Yang membuat David takjub, Brianna tidak mengatakan apa-apa. Tidak sepatah kata pun. David sedang bertanya-tanya tentang hal itu ketika ia kemudian sadar kebungkaman Brianna mungkin karena kehadiran Daphne. Brianna tidak ingin membuat anak itu sedih. David menerima isyarat tersebut. Ada beberapa hal yang juga ingin dikatakannya, yang paling utama adalah Brianna tidak menyuarakan satu-satunya keberatan yang mungkin akan memiliki kekuatan –bahwa Brianna tidak bisa menyetujui pernikahan ini, karena kalau Brianna menyetujuinya, artinya wanita itu melakukan bigami. Menurut perkiraan David, bungkamnya Brianna adalah bukti terkuat kalau tidak ada David Paxton lain dan bahwa wanita itu belum pernah menikah sampai beberapa menit yang lalu.
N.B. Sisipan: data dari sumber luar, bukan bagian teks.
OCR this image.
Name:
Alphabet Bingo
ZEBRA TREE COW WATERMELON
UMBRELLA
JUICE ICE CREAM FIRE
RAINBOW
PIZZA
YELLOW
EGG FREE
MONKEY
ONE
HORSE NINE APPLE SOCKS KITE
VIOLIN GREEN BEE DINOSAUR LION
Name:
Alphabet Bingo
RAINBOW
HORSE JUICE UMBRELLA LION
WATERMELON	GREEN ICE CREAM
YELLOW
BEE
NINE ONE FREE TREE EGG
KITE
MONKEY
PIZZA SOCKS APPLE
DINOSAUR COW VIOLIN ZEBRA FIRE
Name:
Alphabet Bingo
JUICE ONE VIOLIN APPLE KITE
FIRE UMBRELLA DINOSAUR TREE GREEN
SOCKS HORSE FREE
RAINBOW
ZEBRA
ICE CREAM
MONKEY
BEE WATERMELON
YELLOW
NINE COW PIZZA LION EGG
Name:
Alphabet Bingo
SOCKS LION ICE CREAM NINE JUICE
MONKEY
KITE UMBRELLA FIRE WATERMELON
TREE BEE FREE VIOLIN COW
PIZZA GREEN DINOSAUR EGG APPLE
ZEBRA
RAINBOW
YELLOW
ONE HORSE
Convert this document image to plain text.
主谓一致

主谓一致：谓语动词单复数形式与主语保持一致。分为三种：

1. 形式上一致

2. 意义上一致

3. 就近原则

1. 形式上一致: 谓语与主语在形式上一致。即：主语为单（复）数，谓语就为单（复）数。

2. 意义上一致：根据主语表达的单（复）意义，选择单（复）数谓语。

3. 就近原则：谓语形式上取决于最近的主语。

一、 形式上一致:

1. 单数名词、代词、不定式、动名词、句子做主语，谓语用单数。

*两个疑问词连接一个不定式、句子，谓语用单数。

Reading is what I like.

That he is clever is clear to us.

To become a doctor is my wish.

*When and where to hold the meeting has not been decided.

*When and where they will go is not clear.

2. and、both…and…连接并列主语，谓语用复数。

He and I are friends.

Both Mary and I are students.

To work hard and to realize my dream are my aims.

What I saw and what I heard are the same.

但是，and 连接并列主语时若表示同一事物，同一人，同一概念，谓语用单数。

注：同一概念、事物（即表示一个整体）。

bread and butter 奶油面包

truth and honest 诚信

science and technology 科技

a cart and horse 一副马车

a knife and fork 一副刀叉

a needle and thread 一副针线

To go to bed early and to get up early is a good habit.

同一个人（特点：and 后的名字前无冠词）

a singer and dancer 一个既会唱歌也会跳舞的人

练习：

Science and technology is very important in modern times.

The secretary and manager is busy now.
Jadi, sekarang apa? David memiliki perasaan yang sangat aneh kalau ia telah melewati sebuah garis yang tak kasatmata, meninggalkan kenyataan di belakangnya. Sah atau tidak, pernikahan ini tetap terjadi, memberinya hak yang tak bisa diganggu gugat lagi, bukan hanya sebagai ayah Daphne, tapi juga sebagai suami Brianna. Setidak suka apa pun ia dengan kejadian ini, ia tidak akan menolak hasilnya. Ia bertekad untuk memperoleh hak asuh putrinya, dan sekarang hal itu telah diberikan kepadanya.

***

 Brianna merasa seperti seekor serangga yang terperangkap di dalam stoples yang bagian dalamnya lembap akibat embun. Sekujur tubuhnya basah oleh keringat. Ia ingin memaki David Paxton, atau siapa pun nama pria itu sebenarnya, lalu menjambak rambut David sampai tak ada lagi yang tersisa. Tapi setiap kata yang berusaha untuk lekuar dari tenggorokannya terlalu buruk untuk diucapkan di depan Daphne. Nanti, setelah Daphne tak berada di sekitar mereka lagi, laki-laki kurang ajar itu akan merasakan kemarahannya. Ia hampir tak tahan untuk mengatakan betapa kurang ajar dan tak beretikanya pria itu.

“Mama?” ujar Daphne sedih. “Apakah ini artinya aku tidak perlu pergi ke pertunjukan di gereka?”

Pertanyaan Daphne menyentakkan Brianna kembali ke saat itu. Pertunjukan Daphnei. Ia benar-benar lupa. “Tidak, Sayang, tidak!” Ia mengulurkan tangan untuk menggendong putrinya. “Kita akan kembali ke toko secepatnya dan bersiap-siap.”

“Aku akan menggendongnya,” kata David. “Kau kelihatannya sudah mau tumbang.”

Brianna ingin menarik Daphne dari David. Lengkungan puas bibir David memberitahu Brianna bahwa pria itu yakin sudah menang dan sekarang punya kendali penuh, tidak hanya terhadap Daphne, tapi atas dirinya juga. Hah! Masalah ini belum selesai.